Er sagt selbst, dass er Dinge, die er mir schickt, oft vorher von Mit-Refs durchlesen lässt, weil ich ja immer Fehler finde. Da stelle ich mir schon die Frage, ob diese Defizite jetzt einfach "Normalität" sind. Die Verwendung des Konjunktivs musste ich dem Ref erklären und er versicherte mir, dass sich dieser auch für seine Mit-Refs komisch anhöre. Ich bin inzwischen wirklich verunsichert, inwieweit meine Anforderungen obsolet sind oder überzogen.

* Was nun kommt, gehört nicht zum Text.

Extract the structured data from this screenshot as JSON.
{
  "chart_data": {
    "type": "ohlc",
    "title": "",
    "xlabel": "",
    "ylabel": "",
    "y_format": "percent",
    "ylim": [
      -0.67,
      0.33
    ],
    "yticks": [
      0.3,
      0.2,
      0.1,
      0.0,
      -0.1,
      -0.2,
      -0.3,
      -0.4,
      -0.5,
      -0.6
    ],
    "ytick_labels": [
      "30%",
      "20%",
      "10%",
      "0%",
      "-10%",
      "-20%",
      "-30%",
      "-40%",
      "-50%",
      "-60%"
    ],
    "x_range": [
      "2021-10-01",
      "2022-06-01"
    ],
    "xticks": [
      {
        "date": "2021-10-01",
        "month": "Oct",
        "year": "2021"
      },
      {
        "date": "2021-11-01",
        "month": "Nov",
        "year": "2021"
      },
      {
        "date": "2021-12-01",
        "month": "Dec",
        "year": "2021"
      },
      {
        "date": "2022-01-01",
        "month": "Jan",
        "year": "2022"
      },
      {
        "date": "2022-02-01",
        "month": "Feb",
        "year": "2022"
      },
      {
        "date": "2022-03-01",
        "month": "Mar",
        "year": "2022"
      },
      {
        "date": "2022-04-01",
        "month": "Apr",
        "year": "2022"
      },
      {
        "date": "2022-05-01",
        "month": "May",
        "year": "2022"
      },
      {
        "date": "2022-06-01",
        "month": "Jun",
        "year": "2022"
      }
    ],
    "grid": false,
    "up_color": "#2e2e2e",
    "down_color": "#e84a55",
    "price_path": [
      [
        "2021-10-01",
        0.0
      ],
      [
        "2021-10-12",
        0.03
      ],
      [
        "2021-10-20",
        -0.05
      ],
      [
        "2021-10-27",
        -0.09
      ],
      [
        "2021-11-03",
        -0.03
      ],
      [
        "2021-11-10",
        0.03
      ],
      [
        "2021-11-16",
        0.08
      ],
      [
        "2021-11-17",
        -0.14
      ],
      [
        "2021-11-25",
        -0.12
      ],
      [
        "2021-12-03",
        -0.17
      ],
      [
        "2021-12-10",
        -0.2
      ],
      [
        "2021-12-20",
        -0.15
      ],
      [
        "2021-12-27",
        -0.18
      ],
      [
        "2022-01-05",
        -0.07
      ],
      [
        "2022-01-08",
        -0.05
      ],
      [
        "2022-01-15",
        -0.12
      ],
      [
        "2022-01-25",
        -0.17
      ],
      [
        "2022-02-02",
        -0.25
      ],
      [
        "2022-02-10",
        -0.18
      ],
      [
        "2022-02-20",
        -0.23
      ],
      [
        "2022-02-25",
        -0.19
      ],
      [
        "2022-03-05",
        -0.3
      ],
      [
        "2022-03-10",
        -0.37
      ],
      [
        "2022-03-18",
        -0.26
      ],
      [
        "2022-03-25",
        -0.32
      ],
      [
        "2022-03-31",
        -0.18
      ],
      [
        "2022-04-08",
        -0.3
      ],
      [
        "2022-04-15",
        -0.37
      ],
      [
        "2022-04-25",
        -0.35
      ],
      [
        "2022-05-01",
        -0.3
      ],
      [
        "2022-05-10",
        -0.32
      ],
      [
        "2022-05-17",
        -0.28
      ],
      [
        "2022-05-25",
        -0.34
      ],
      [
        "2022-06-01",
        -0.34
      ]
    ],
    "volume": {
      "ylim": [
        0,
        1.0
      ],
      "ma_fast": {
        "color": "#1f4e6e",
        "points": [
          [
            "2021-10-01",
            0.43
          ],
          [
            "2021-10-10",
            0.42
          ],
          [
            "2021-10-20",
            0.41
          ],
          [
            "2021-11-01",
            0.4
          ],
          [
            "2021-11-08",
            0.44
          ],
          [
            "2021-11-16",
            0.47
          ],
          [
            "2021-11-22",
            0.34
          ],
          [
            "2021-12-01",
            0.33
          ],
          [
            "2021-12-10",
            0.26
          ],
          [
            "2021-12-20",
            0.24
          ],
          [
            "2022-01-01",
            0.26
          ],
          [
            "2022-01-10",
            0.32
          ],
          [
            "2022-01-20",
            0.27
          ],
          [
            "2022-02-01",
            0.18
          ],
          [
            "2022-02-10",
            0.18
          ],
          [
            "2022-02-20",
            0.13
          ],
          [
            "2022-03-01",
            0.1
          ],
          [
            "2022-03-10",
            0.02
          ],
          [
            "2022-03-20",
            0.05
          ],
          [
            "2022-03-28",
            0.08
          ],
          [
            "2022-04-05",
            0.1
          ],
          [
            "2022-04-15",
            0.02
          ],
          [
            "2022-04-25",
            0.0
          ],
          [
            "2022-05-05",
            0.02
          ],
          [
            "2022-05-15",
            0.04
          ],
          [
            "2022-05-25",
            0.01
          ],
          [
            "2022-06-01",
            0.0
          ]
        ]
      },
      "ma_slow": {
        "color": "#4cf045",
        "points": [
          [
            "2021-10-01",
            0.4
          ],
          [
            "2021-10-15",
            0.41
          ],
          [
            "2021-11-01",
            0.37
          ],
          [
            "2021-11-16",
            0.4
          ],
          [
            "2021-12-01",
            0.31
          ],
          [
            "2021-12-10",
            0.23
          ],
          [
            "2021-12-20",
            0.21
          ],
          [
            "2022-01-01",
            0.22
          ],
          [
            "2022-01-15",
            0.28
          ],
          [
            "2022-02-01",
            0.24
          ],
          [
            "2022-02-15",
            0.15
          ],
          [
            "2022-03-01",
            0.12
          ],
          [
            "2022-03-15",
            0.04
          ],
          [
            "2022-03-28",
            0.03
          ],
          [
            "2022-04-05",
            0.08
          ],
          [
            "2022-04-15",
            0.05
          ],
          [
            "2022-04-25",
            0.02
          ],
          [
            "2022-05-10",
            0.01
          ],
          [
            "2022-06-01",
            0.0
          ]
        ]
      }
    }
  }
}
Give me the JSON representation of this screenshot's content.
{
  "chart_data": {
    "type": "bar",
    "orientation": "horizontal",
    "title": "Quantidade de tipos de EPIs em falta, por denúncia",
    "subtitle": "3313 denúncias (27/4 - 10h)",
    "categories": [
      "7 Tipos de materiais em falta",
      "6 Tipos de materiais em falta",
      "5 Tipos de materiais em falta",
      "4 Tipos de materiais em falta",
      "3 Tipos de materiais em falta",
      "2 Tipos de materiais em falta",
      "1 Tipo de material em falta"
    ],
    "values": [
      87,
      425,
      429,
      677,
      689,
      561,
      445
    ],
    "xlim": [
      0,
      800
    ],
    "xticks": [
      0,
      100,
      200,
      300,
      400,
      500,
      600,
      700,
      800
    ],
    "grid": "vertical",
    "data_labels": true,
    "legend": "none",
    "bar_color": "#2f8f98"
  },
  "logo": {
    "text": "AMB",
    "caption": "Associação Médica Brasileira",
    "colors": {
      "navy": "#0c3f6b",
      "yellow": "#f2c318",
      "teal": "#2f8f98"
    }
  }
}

2. Wie spreche ich das an?
Wir haben vor einer Weile über das Handhaben von Fehlern im Unterricht (eher in Bezug auf SuS) gesprochen. Der Tenor war, dass er merkt, dass er etwas tun muss und er bemüht sich auch, seine Defizite aufzufangen.
Aber das Grundproblem, nämlich seine sprachliche Kompetenz, habe ich noch nicht angesprochen. Ich hatte ein wenig gehofft, dass das mal von der Seminarleiterin bei einer Besprechung eines Unterrichtsbesuchs kommt, aber dort vermeidet der Referendar Tafelanschriebe, ist gut vorbereitet und seine Arbeitsblätter und Unterrichtsentwürfe lese ich ja vorher Korrektur. Er hat solide Leistungen erbracht und fällt in diesen "Prüfungssituationen" nicht negativ auf.
3. Wie kann ein erwachsener Mann, dessen Muttersprache Deutsch ist, an seinen sprachlichen Kompetenzen arbeiten. Die Defizite hat er sowohl in der Rchtschreibung, als auch in der Grammatik und Zeichensetzung.(Ein Teil der Schüler kann tatsächlich ad hoc flüssiger und fehlerfreier schreiben als der Referendar. )
Ich möchte dem Referendar gern praktische Tipps geben.
Ich drück es mal so aus:
Aus dem Studium sind mir Deutschlehrer bekannt, die an LRS litten und den Beruf dennoch ausüben wollten. Meine beste Freundin, ebenfalls Lehrerin (aber nicht in Deutsch), hat auch eine starke LRS diagnostiziert. Das war damals beim Hausarbeiten kontrollieren echt grausig udn auch der Prüfungsentwurf hat mich mehrfach an die Grenze des Heulens gebracht.
Eventuell mal darauf ansprechen, ganz vorsichtig...und dann darauf hinweisen, dass man da was tun muss.